39 - Valérie Weber - D'un paradoxe à l'autre

Un jour de juillet, dans un village de poussière rouge et de maisons de bois, un vieux barbier se lamente. Cet homme rase tous les hommes, et seulement les hommes qui ne se rasent pas eux-mêmes. Mais qui rase le barbier ? Le vieillard noueux attend en vain une réponse. Il semble ne faire qu’un avec le tabouret, sur lequel il est assis à la manière du penseur de Rodin. Une barbe longue, encombrante envahit son torse. Ses jambes maigres tremblent un peu lorsqu’il jette un œil vers la rive ocre sur laquelle des sauriens reposent.

Du soir au matin, les crocodiles exposent mollement, mais à voix haute, leurs réflexions.
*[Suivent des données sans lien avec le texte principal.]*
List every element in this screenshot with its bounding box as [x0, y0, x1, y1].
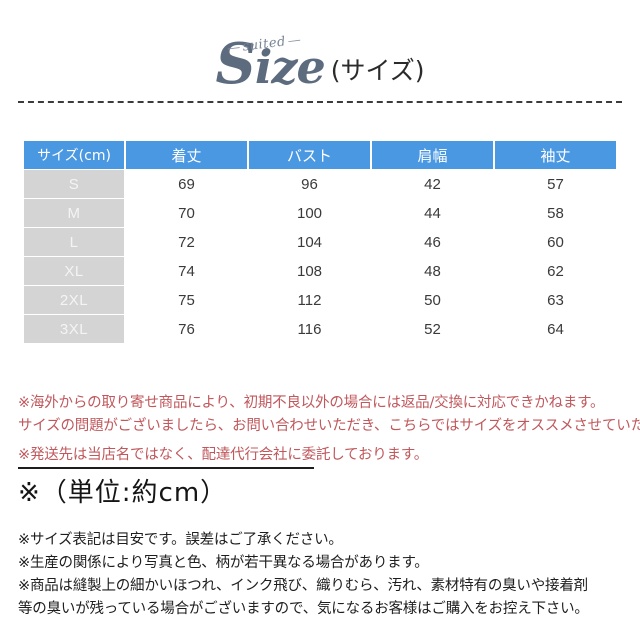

L’un d’eux vole un enfant dodu et dit à sa mère accourue aux cris de détresse de son petit : « si tu devines ce que je vais faire, je te rends le bébé, sinon je le dévore. ». La mère lui répond « Tu vas le dévorer ! ». Le crocodile ne peut pas tenir parole. Que faire ?

Le barbier saisit l’opportunité de se venger de ce crocodile imprudent. Il lui déclare : « Je mens ». Le crocodile raisonne : si c'est vrai, c'est faux. Si c'est faux, c'est vrai. L’animal sent monter une migraine. Il abandonne la partie, referme ses mâchoires vides et se laisse couler dans l’eau trouble sous les palétuviers.

En fin d’après-midi, des villageois apportent des chaises et entourent le barbier pour apprécier avec lui la fraîcheur du soir qui monte du fleuve. L’un d’eux remet au vieil homme une carte qui comporte deux inscriptions : au recto « La phrase de l'autre côté de cette carte est VRAIE. », au verso « La phrase de l'autre côté de cette carte est FAUSSE. ».

Le barbier lève les yeux vers son voisin. Il jette en soupirant la carte dans le feu de brindilles sèches. Des racines cuisent doucement dans une marmite posée sur les braises.

Le maire du village arrive et lance à la cantonade : « je ne dis jamais la vérité », ce qui provoque immédiatement le mutisme de l’assemblée. Cependant, des regards entendus s’échangent. Le maire est connu pour être un provocateur né. L’un des administrés murmure à son voisin : « Nous devrions revendiquer, au nom de la tolérance, le droit de ne pas tolérer l'intolérant. ».

Une femme sans âge agite les braises avec une branche nue. Les yeux perdus dans les flammes, elle déclare : « je sais que je ne sais rien ».

En guise de consolation, un jeune garçon vient se coller sur le dos de sa grand-mère. Il suce son pouce et tourne un regard inquiet vers l’eau toute proche mais plongée dans la nuit. Il espère que les crocodiles se tiendront tranquilles jusqu’au petit jour.

Le barbier en profite pour demander à la vieille dame : si vous enlevez un seul grain de sable à un tas, vous avez toujours un tas. En continuant d'enlever des grains, le tas disparaît. Un seul grain fait-il disparaître un tas ?

Le jeune garçon quitte le dos de sa grand-mère et répond au barbier : « Oui, mais si cette phrase est vraie, alors le Père Noël existe ». Dans un éclat de rire perçant, il quitte le groupe et court vers le village perché sur la colline non loin de la savane. Décembre n’a aucun sens au pays de la mangrove.

Sur le bord du fleuve, vers minuit, les crocodiles parlent aux crocodiles. Ils se disent que pour un individu moyen, la plupart de ses amis ont plus d'amis que lui. Tous baillent bruyamment pour cacher leur désarroi. L’eau dans un bruit de succion les berce de sa tiédeur généreuse.

Dans la maison la plus proche de la rive, le fils du barbier demande à la femme allongée à côté de lui : « pour une famille comme la nôtre qui a deux enfants, dont l'un est un garçon, quelle est la probabilité pour que l'un de nos deux enfants soit une fille ? ». La femme dort déjà et l’homme étendu se résigne à une nuit sans sommeil. Le plafond criblé d’étoiles canalise les pensées de l’insomniaque.

Il se souvient de son voyage au pays de la pluie. Une femme avait cru le piéger en lui demandant : « qu'est-ce qui est apparu en premier : l'œuf ou la poule ? ». Bien que la solution de l’énigme lui semble toujours hors de portée, le fils du barbier revoit la tête médusée de la crémière à qui il avait demandé : « que se passe-t-il si l'on attache une tartine beurrée qui tombe toujours du côté beurre sur le dos d'un chat qui retombe toujours sur ses pattes ? ».

L’homme s’endort en souriant. Dans la nuit, son père, le barbier, les épaules couvertes de sa barbe immense, se dirige à pas lents vers les crocodiles endormis.